As motorists, you will also have experienced this: motorists pulling out behind stopped buses and gong into the other lane in spite of the fact that they can see you approaching in the other direction.  They should just bloody well wait!  What are they doing that is so important that it requires them to risk injury to gain a few seconds that they will lose at the next set of traffic lights?  But then logic has never been the driving feature of, well, driving!

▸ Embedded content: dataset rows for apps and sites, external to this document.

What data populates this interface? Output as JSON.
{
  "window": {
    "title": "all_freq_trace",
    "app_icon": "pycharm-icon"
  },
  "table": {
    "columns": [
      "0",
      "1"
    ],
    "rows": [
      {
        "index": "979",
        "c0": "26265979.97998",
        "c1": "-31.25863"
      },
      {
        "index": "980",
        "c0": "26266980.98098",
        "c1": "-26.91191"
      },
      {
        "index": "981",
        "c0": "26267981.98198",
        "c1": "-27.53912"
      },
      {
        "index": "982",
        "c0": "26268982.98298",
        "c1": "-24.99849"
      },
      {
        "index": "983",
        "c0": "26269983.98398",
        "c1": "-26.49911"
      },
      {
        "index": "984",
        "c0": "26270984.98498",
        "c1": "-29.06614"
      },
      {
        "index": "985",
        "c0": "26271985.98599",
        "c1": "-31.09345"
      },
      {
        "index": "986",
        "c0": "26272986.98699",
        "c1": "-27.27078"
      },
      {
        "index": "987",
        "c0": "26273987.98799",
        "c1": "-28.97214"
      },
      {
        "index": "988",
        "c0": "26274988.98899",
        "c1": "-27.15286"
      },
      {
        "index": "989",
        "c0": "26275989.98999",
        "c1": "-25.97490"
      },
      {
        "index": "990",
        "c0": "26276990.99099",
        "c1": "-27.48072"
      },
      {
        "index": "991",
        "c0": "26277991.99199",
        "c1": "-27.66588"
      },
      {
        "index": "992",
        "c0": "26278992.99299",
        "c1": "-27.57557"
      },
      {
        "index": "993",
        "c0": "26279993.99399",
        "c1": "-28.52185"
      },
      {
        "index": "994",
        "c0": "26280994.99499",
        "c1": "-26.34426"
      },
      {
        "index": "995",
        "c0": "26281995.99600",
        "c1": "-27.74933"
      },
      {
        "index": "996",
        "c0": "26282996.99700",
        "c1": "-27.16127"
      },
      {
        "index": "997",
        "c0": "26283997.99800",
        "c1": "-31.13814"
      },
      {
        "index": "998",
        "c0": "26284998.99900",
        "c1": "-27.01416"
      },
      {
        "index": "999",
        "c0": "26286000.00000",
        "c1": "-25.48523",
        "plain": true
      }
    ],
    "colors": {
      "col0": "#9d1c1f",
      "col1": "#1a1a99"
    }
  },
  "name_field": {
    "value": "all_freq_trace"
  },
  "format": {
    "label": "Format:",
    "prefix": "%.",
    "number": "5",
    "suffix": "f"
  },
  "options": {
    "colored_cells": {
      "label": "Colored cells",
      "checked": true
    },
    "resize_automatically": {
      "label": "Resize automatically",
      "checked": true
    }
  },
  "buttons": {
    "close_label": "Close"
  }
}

Part of my problem, of course, is that the sedate speed that I adopt allows me time to observe my surroundings and my fellow road users and, let’s face it, observation is often condemnation.  At least for me it is!

 

I finished off the Suzanne Collins prequel to The Hunger Games and I think that it will make an excellent film - surely it was written with that in mind?  The ending was clever and allowed the reader of The Hunger Games to tick a few more boxes of the pre-knowledge details that makes any prequel engaging.  I would recommend The Ballad of Songbirds and Snakes.  I think that the actual ending of the novel might divide opinion, but I thought it was an interesting and appropriate culmination of what is a very long novel.  And don’t we always, sometimes secretly, like the baddies in literature rather than the heroes and heroines?  And Snow has legs, and Collins make the most of them!